Today’s New York Daily News  calls attention to a problem that may not surface all that often but is always ugly when it does. Following up on its series of articles about 104 year old socialite Brooke Astor which I have reported on here, the News has turned to Ms. Astor’s lawyer, 63 year old Francis Morrissey who was hired by her son Anthony Marshall to replace the venerable and well-reputed law firm of Sullivan Cromwell which had represented her for forty years.

Morrissey is evidently no stranger to controversy  concernining the elderly persons and the estates which he has represented. He has been named as a beneficiary on several occasions and has inherited such valuable goodies as Manhattan apartments and valuable works of art including at least one Renoir and a Diego Rivera drawing as well as substantial sums of cash. Claims of undue influence have been leveled against Morrissey in more than one instance.

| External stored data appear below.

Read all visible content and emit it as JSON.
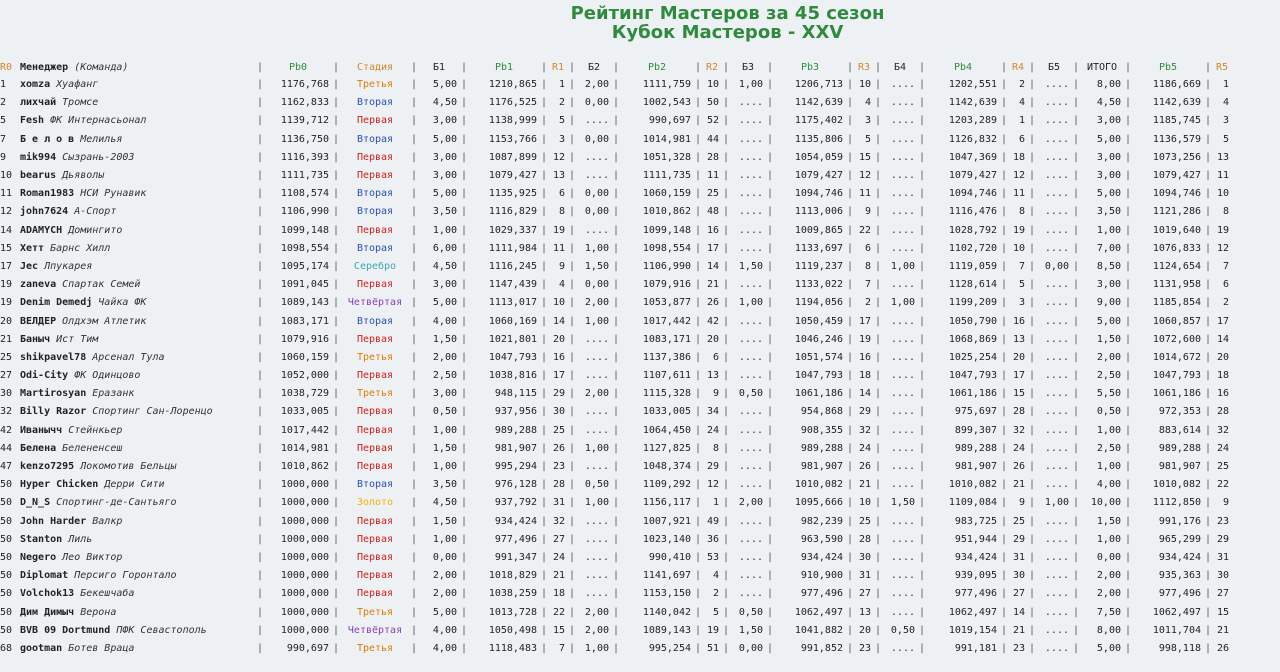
{
  "title": {
    "line1": "Рейтинг Мастеров за 45 сезон",
    "line2": "Кубок Мастеров - XXV"
  },
  "colors": {
    "title": "#2e8b3e",
    "background": "#edf1f4",
    "Третья": "#e07b00",
    "Вторая": "#2a4fb5",
    "Первая": "#d02020",
    "Серебро": "#3aa9b5",
    "Четвёртая": "#8a3fb5",
    "Золото": "#f0b400"
  },
  "header": {
    "r0": "R0",
    "manager": "Менеджер",
    "team": "(Команда)",
    "rb0": "Рb0",
    "stage": "Стадия",
    "b1": "Б1",
    "rb1": "Рb1",
    "r1": "R1",
    "b2": "Б2",
    "rb2": "Рb2",
    "r2": "R2",
    "b3": "Б3",
    "rb3": "Рb3",
    "r3": "R3",
    "b4": "Б4",
    "rb4": "Рb4",
    "r4": "R4",
    "b5": "Б5",
    "total": "ИТОГО",
    "rb5": "Рb5",
    "r5": "R5"
  },
  "rows": [
    {
      "r0": "1",
      "manager": "xomza",
      "team": "Хуафанг",
      "rb0": "1176,768",
      "stage": "Третья",
      "b1": "5,00",
      "rb1": "1210,865",
      "r1": "1",
      "b2": "2,00",
      "rb2": "1111,759",
      "r2": "10",
      "b3": "1,00",
      "rb3": "1206,713",
      "r3": "10",
      "b4": "....",
      "rb4": "1202,551",
      "r4": "2",
      "b5": "....",
      "total": "8,00",
      "rb5": "1186,669",
      "r5": "1"
    },
    {
      "r0": "2",
      "manager": "лихчай",
      "team": "Тромсе",
      "rb0": "1162,833",
      "stage": "Вторая",
      "b1": "4,50",
      "rb1": "1176,525",
      "r1": "2",
      "b2": "0,00",
      "rb2": "1002,543",
      "r2": "50",
      "b3": "....",
      "rb3": "1142,639",
      "r3": "4",
      "b4": "....",
      "rb4": "1142,639",
      "r4": "4",
      "b5": "....",
      "total": "4,50",
      "rb5": "1142,639",
      "r5": "4"
    },
    {
      "r0": "5",
      "manager": "Fesh",
      "team": "ФК Интернасьонал",
      "rb0": "1139,712",
      "stage": "Первая",
      "b1": "3,00",
      "rb1": "1138,999",
      "r1": "5",
      "b2": "....",
      "rb2": "990,697",
      "r2": "52",
      "b3": "....",
      "rb3": "1175,402",
      "r3": "3",
      "b4": "....",
      "rb4": "1203,289",
      "r4": "1",
      "b5": "....",
      "total": "3,00",
      "rb5": "1185,745",
      "r5": "3"
    },
    {
      "r0": "7",
      "manager": "Б е л о в",
      "team": "Мелилья",
      "rb0": "1136,750",
      "stage": "Вторая",
      "b1": "5,00",
      "rb1": "1153,766",
      "r1": "3",
      "b2": "0,00",
      "rb2": "1014,981",
      "r2": "44",
      "b3": "....",
      "rb3": "1135,806",
      "r3": "5",
      "b4": "....",
      "rb4": "1126,832",
      "r4": "6",
      "b5": "....",
      "total": "5,00",
      "rb5": "1136,579",
      "r5": "5"
    },
    {
      "r0": "9",
      "manager": "mik994",
      "team": "Сызрань-2003",
      "rb0": "1116,393",
      "stage": "Первая",
      "b1": "3,00",
      "rb1": "1087,899",
      "r1": "12",
      "b2": "....",
      "rb2": "1051,328",
      "r2": "28",
      "b3": "....",
      "rb3": "1054,059",
      "r3": "15",
      "b4": "....",
      "rb4": "1047,369",
      "r4": "18",
      "b5": "....",
      "total": "3,00",
      "rb5": "1073,256",
      "r5": "13"
    },
    {
      "r0": "10",
      "manager": "bearus",
      "team": "Дьяволы",
      "rb0": "1111,735",
      "stage": "Первая",
      "b1": "3,00",
      "rb1": "1079,427",
      "r1": "13",
      "b2": "....",
      "rb2": "1111,735",
      "r2": "11",
      "b3": "....",
      "rb3": "1079,427",
      "r3": "12",
      "b4": "....",
      "rb4": "1079,427",
      "r4": "12",
      "b5": "....",
      "total": "3,00",
      "rb5": "1079,427",
      "r5": "11"
    },
    {
      "r0": "11",
      "manager": "Roman1983",
      "team": "НСИ Рунавик",
      "rb0": "1108,574",
      "stage": "Вторая",
      "b1": "5,00",
      "rb1": "1135,925",
      "r1": "6",
      "b2": "0,00",
      "rb2": "1060,159",
      "r2": "25",
      "b3": "....",
      "rb3": "1094,746",
      "r3": "11",
      "b4": "....",
      "rb4": "1094,746",
      "r4": "11",
      "b5": "....",
      "total": "5,00",
      "rb5": "1094,746",
      "r5": "10"
    },
    {
      "r0": "12",
      "manager": "john7624",
      "team": "А-Спорт",
      "rb0": "1106,990",
      "stage": "Вторая",
      "b1": "3,50",
      "rb1": "1116,829",
      "r1": "8",
      "b2": "0,00",
      "rb2": "1010,862",
      "r2": "48",
      "b3": "....",
      "rb3": "1113,006",
      "r3": "9",
      "b4": "....",
      "rb4": "1116,476",
      "r4": "8",
      "b5": "....",
      "total": "3,50",
      "rb5": "1121,286",
      "r5": "8"
    },
    {
      "r0": "14",
      "manager": "ADAMYCH",
      "team": "Домингито",
      "rb0": "1099,148",
      "stage": "Первая",
      "b1": "1,00",
      "rb1": "1029,337",
      "r1": "19",
      "b2": "....",
      "rb2": "1099,148",
      "r2": "16",
      "b3": "....",
      "rb3": "1009,865",
      "r3": "22",
      "b4": "....",
      "rb4": "1028,792",
      "r4": "19",
      "b5": "....",
      "total": "1,00",
      "rb5": "1019,640",
      "r5": "19"
    },
    {
      "r0": "15",
      "manager": "Хетт",
      "team": "Барнс Хилл",
      "rb0": "1098,554",
      "stage": "Вторая",
      "b1": "6,00",
      "rb1": "1111,984",
      "r1": "11",
      "b2": "1,00",
      "rb2": "1098,554",
      "r2": "17",
      "b3": "....",
      "rb3": "1133,697",
      "r3": "6",
      "b4": "....",
      "rb4": "1102,720",
      "r4": "10",
      "b5": "....",
      "total": "7,00",
      "rb5": "1076,833",
      "r5": "12"
    },
    {
      "r0": "17",
      "manager": "Jec",
      "team": "Лпукарея",
      "rb0": "1095,174",
      "stage": "Серебро",
      "b1": "4,50",
      "rb1": "1116,245",
      "r1": "9",
      "b2": "1,50",
      "rb2": "1106,990",
      "r2": "14",
      "b3": "1,50",
      "rb3": "1119,237",
      "r3": "8",
      "b4": "1,00",
      "rb4": "1119,059",
      "r4": "7",
      "b5": "0,00",
      "total": "8,50",
      "rb5": "1124,654",
      "r5": "7"
    },
    {
      "r0": "19",
      "manager": "zaneva",
      "team": "Спартак Семей",
      "rb0": "1091,045",
      "stage": "Первая",
      "b1": "3,00",
      "rb1": "1147,439",
      "r1": "4",
      "b2": "0,00",
      "rb2": "1079,916",
      "r2": "21",
      "b3": "....",
      "rb3": "1133,022",
      "r3": "7",
      "b4": "....",
      "rb4": "1128,614",
      "r4": "5",
      "b5": "....",
      "total": "3,00",
      "rb5": "1131,958",
      "r5": "6"
    },
    {
      "r0": "19",
      "manager": "Denim Demedj",
      "team": "Чайка ФК",
      "rb0": "1089,143",
      "stage": "Четвёртая",
      "b1": "5,00",
      "rb1": "1113,017",
      "r1": "10",
      "b2": "2,00",
      "rb2": "1053,877",
      "r2": "26",
      "b3": "1,00",
      "rb3": "1194,056",
      "r3": "2",
      "b4": "1,00",
      "rb4": "1199,209",
      "r4": "3",
      "b5": "....",
      "total": "9,00",
      "rb5": "1185,854",
      "r5": "2"
    },
    {
      "r0": "20",
      "manager": "ВЕЛДЕР",
      "team": "Олдхэм Атлетик",
      "rb0": "1083,171",
      "stage": "Вторая",
      "b1": "4,00",
      "rb1": "1060,169",
      "r1": "14",
      "b2": "1,00",
      "rb2": "1017,442",
      "r2": "42",
      "b3": "....",
      "rb3": "1050,459",
      "r3": "17",
      "b4": "....",
      "rb4": "1050,790",
      "r4": "16",
      "b5": "....",
      "total": "5,00",
      "rb5": "1060,857",
      "r5": "17"
    },
    {
      "r0": "21",
      "manager": "Баныч",
      "team": "Ист Тим",
      "rb0": "1079,916",
      "stage": "Первая",
      "b1": "1,50",
      "rb1": "1021,801",
      "r1": "20",
      "b2": "....",
      "rb2": "1083,171",
      "r2": "20",
      "b3": "....",
      "rb3": "1046,246",
      "r3": "19",
      "b4": "....",
      "rb4": "1068,869",
      "r4": "13",
      "b5": "....",
      "total": "1,50",
      "rb5": "1072,600",
      "r5": "14"
    },
    {
      "r0": "25",
      "manager": "shikpavel78",
      "team": "Арсенал Тула",
      "rb0": "1060,159",
      "stage": "Третья",
      "b1": "2,00",
      "rb1": "1047,793",
      "r1": "16",
      "b2": "....",
      "rb2": "1137,386",
      "r2": "6",
      "b3": "....",
      "rb3": "1051,574",
      "r3": "16",
      "b4": "....",
      "rb4": "1025,254",
      "r4": "20",
      "b5": "....",
      "total": "2,00",
      "rb5": "1014,672",
      "r5": "20"
    },
    {
      "r0": "27",
      "manager": "Odi-City",
      "team": "ФК Одинцово",
      "rb0": "1052,000",
      "stage": "Первая",
      "b1": "2,50",
      "rb1": "1038,816",
      "r1": "17",
      "b2": "....",
      "rb2": "1107,611",
      "r2": "13",
      "b3": "....",
      "rb3": "1047,793",
      "r3": "18",
      "b4": "....",
      "rb4": "1047,793",
      "r4": "17",
      "b5": "....",
      "total": "2,50",
      "rb5": "1047,793",
      "r5": "18"
    },
    {
      "r0": "30",
      "manager": "Martirosyan",
      "team": "Еразанк",
      "rb0": "1038,729",
      "stage": "Третья",
      "b1": "3,00",
      "rb1": "948,115",
      "r1": "29",
      "b2": "2,00",
      "rb2": "1115,328",
      "r2": "9",
      "b3": "0,50",
      "rb3": "1061,186",
      "r3": "14",
      "b4": "....",
      "rb4": "1061,186",
      "r4": "15",
      "b5": "....",
      "total": "5,50",
      "rb5": "1061,186",
      "r5": "16"
    },
    {
      "r0": "32",
      "manager": "Billy Razor",
      "team": "Спортинг Сан-Лоренцо",
      "rb0": "1033,005",
      "stage": "Первая",
      "b1": "0,50",
      "rb1": "937,956",
      "r1": "30",
      "b2": "....",
      "rb2": "1033,005",
      "r2": "34",
      "b3": "....",
      "rb3": "954,868",
      "r3": "29",
      "b4": "....",
      "rb4": "975,697",
      "r4": "28",
      "b5": "....",
      "total": "0,50",
      "rb5": "972,353",
      "r5": "28"
    },
    {
      "r0": "42",
      "manager": "Иванычч",
      "team": "Стейнкьер",
      "rb0": "1017,442",
      "stage": "Первая",
      "b1": "1,00",
      "rb1": "989,288",
      "r1": "25",
      "b2": "....",
      "rb2": "1064,450",
      "r2": "24",
      "b3": "....",
      "rb3": "908,355",
      "r3": "32",
      "b4": "....",
      "rb4": "899,307",
      "r4": "32",
      "b5": "....",
      "total": "1,00",
      "rb5": "883,614",
      "r5": "32"
    },
    {
      "r0": "44",
      "manager": "Белена",
      "team": "Белененсеш",
      "rb0": "1014,981",
      "stage": "Первая",
      "b1": "1,50",
      "rb1": "981,907",
      "r1": "26",
      "b2": "1,00",
      "rb2": "1127,825",
      "r2": "8",
      "b3": "....",
      "rb3": "989,288",
      "r3": "24",
      "b4": "....",
      "rb4": "989,288",
      "r4": "24",
      "b5": "....",
      "total": "2,50",
      "rb5": "989,288",
      "r5": "24"
    },
    {
      "r0": "47",
      "manager": "kenzo7295",
      "team": "Локомотив Бельцы",
      "rb0": "1010,862",
      "stage": "Первая",
      "b1": "1,00",
      "rb1": "995,294",
      "r1": "23",
      "b2": "....",
      "rb2": "1048,374",
      "r2": "29",
      "b3": "....",
      "rb3": "981,907",
      "r3": "26",
      "b4": "....",
      "rb4": "981,907",
      "r4": "26",
      "b5": "....",
      "total": "1,00",
      "rb5": "981,907",
      "r5": "25"
    },
    {
      "r0": "50",
      "manager": "Hyper Chicken",
      "team": "Дерри Сити",
      "rb0": "1000,000",
      "stage": "Вторая",
      "b1": "3,50",
      "rb1": "976,128",
      "r1": "28",
      "b2": "0,50",
      "rb2": "1109,292",
      "r2": "12",
      "b3": "....",
      "rb3": "1010,082",
      "r3": "21",
      "b4": "....",
      "rb4": "1010,082",
      "r4": "21",
      "b5": "....",
      "total": "4,00",
      "rb5": "1010,082",
      "r5": "22"
    },
    {
      "r0": "50",
      "manager": "D_N_S",
      "team": "Спортинг-де-Сантьяго",
      "rb0": "1000,000",
      "stage": "Золото",
      "b1": "4,50",
      "rb1": "937,792",
      "r1": "31",
      "b2": "1,00",
      "rb2": "1156,117",
      "r2": "1",
      "b3": "2,00",
      "rb3": "1095,666",
      "r3": "10",
      "b4": "1,50",
      "rb4": "1109,084",
      "r4": "9",
      "b5": "1,00",
      "total": "10,00",
      "rb5": "1112,850",
      "r5": "9"
    },
    {
      "r0": "50",
      "manager": "John Harder",
      "team": "Валкр",
      "rb0": "1000,000",
      "stage": "Первая",
      "b1": "1,50",
      "rb1": "934,424",
      "r1": "32",
      "b2": "....",
      "rb2": "1007,921",
      "r2": "49",
      "b3": "....",
      "rb3": "982,239",
      "r3": "25",
      "b4": "....",
      "rb4": "983,725",
      "r4": "25",
      "b5": "....",
      "total": "1,50",
      "rb5": "991,176",
      "r5": "23"
    },
    {
      "r0": "50",
      "manager": "Stanton",
      "team": "Лиль",
      "rb0": "1000,000",
      "stage": "Первая",
      "b1": "1,00",
      "rb1": "977,496",
      "r1": "27",
      "b2": "....",
      "rb2": "1023,140",
      "r2": "36",
      "b3": "....",
      "rb3": "963,590",
      "r3": "28",
      "b4": "....",
      "rb4": "951,944",
      "r4": "29",
      "b5": "....",
      "total": "1,00",
      "rb5": "965,299",
      "r5": "29"
    },
    {
      "r0": "50",
      "manager": "Negero",
      "team": "Лео Виктор",
      "rb0": "1000,000",
      "stage": "Первая",
      "b1": "0,00",
      "rb1": "991,347",
      "r1": "24",
      "b2": "....",
      "rb2": "990,410",
      "r2": "53",
      "b3": "....",
      "rb3": "934,424",
      "r3": "30",
      "b4": "....",
      "rb4": "934,424",
      "r4": "31",
      "b5": "....",
      "total": "0,00",
      "rb5": "934,424",
      "r5": "31"
    },
    {
      "r0": "50",
      "manager": "Diplomat",
      "team": "Персиго Горонтало",
      "rb0": "1000,000",
      "stage": "Первая",
      "b1": "2,00",
      "rb1": "1018,829",
      "r1": "21",
      "b2": "....",
      "rb2": "1141,697",
      "r2": "4",
      "b3": "....",
      "rb3": "910,900",
      "r3": "31",
      "b4": "....",
      "rb4": "939,095",
      "r4": "30",
      "b5": "....",
      "total": "2,00",
      "rb5": "935,363",
      "r5": "30"
    },
    {
      "r0": "50",
      "manager": "Volchok13",
      "team": "Бекешчаба",
      "rb0": "1000,000",
      "stage": "Первая",
      "b1": "2,00",
      "rb1": "1038,259",
      "r1": "18",
      "b2": "....",
      "rb2": "1153,150",
      "r2": "2",
      "b3": "....",
      "rb3": "977,496",
      "r3": "27",
      "b4": "....",
      "rb4": "977,496",
      "r4": "27",
      "b5": "....",
      "total": "2,00",
      "rb5": "977,496",
      "r5": "27"
    },
    {
      "r0": "50",
      "manager": "Дим Димыч",
      "team": "Верона",
      "rb0": "1000,000",
      "stage": "Третья",
      "b1": "5,00",
      "rb1": "1013,728",
      "r1": "22",
      "b2": "2,00",
      "rb2": "1140,042",
      "r2": "5",
      "b3": "0,50",
      "rb3": "1062,497",
      "r3": "13",
      "b4": "....",
      "rb4": "1062,497",
      "r4": "14",
      "b5": "....",
      "total": "7,50",
      "rb5": "1062,497",
      "r5": "15"
    },
    {
      "r0": "50",
      "manager": "BVB 09 Dortmund",
      "team": "ПФК Севастополь",
      "rb0": "1000,000",
      "stage": "Четвёртая",
      "b1": "4,00",
      "rb1": "1050,498",
      "r1": "15",
      "b2": "2,00",
      "rb2": "1089,143",
      "r2": "19",
      "b3": "1,50",
      "rb3": "1041,882",
      "r3": "20",
      "b4": "0,50",
      "rb4": "1019,154",
      "r4": "21",
      "b5": "....",
      "total": "8,00",
      "rb5": "1011,704",
      "r5": "21"
    },
    {
      "r0": "68",
      "manager": "gootman",
      "team": "Ботев Враца",
      "rb0": "990,697",
      "stage": "Третья",
      "b1": "4,00",
      "rb1": "1118,483",
      "r1": "7",
      "b2": "1,00",
      "rb2": "995,254",
      "r2": "51",
      "b3": "0,00",
      "rb3": "991,852",
      "r3": "23",
      "b4": "....",
      "rb4": "991,181",
      "r4": "23",
      "b5": "....",
      "total": "5,00",
      "rb5": "998,118",
      "r5": "26"
    }
  ]
}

I would like to be able to say that all lawyers are scrupulously honest —especially those involved in estate practice. Unfortunately, being around large sums of money is sometimes more temptation than some folks can stand —lawyers included.

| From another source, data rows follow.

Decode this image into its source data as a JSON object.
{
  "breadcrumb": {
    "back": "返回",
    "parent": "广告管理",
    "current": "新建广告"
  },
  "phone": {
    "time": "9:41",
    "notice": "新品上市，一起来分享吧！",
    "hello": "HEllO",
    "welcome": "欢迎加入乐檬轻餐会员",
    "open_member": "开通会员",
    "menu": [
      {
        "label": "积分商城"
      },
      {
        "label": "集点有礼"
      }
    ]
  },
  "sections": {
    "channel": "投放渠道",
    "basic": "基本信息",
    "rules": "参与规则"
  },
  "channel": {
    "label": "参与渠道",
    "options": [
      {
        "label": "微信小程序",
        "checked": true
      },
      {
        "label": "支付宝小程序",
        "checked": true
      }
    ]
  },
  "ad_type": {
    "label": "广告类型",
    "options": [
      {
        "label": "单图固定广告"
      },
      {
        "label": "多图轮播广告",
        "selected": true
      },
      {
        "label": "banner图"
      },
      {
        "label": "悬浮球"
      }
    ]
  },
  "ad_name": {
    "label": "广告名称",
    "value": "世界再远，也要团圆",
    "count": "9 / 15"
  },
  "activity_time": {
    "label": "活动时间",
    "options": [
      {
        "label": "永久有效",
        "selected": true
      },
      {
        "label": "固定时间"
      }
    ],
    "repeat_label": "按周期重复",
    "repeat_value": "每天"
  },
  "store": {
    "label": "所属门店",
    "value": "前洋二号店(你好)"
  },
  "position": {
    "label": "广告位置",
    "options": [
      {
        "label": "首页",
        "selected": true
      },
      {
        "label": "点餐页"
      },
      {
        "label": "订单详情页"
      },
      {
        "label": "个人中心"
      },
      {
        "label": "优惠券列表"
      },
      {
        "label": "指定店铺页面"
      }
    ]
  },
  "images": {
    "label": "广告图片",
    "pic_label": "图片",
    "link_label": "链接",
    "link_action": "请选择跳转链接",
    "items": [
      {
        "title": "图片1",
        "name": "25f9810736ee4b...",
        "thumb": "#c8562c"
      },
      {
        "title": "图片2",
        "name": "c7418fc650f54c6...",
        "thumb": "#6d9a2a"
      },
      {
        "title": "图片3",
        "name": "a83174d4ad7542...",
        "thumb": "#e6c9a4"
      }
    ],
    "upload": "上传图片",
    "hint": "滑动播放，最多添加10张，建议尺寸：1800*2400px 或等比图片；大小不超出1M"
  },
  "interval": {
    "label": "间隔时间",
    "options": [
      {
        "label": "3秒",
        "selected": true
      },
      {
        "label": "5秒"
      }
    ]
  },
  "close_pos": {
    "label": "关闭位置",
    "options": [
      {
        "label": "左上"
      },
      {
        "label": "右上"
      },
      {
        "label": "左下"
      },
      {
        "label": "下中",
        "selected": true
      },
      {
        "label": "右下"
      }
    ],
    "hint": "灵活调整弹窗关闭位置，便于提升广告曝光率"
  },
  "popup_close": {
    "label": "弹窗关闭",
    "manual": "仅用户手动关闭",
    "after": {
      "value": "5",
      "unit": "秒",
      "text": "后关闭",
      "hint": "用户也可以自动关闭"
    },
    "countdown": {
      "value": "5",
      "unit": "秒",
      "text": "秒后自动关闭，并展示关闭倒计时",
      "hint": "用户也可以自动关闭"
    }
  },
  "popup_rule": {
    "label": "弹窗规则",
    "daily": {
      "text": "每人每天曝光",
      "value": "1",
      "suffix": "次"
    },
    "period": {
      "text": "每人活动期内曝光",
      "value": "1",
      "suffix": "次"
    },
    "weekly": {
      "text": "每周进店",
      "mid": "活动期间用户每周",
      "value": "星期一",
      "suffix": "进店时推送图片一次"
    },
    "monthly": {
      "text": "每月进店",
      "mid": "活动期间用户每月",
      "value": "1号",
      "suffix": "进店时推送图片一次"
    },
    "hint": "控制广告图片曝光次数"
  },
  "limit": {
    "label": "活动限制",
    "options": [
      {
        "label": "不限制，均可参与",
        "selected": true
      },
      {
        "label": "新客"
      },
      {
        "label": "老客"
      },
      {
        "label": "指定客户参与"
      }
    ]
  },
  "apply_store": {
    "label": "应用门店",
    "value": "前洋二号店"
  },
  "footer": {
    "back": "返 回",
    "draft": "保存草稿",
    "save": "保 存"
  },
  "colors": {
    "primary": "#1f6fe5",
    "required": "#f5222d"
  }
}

That in mind, I cannot stress enough the need for vigilance . Be involved in the financial affairs of your loved ones. Even if your aunt Matilda is tempted to make her attorney or financial advisor a beneficiary, you can stop this if you are the one who takes her to her appointments and reviews the materials she is given with her. Don’t be afraid to suggest that she goes for a second opinion. After all, she understands that she should see more than one doctor for a medical problem.

Review the paperwork. Ask for explanations and copies of records. Those of us who try to to a good job for our clients understand the need to be accountable and will not be offended by those who ask for details.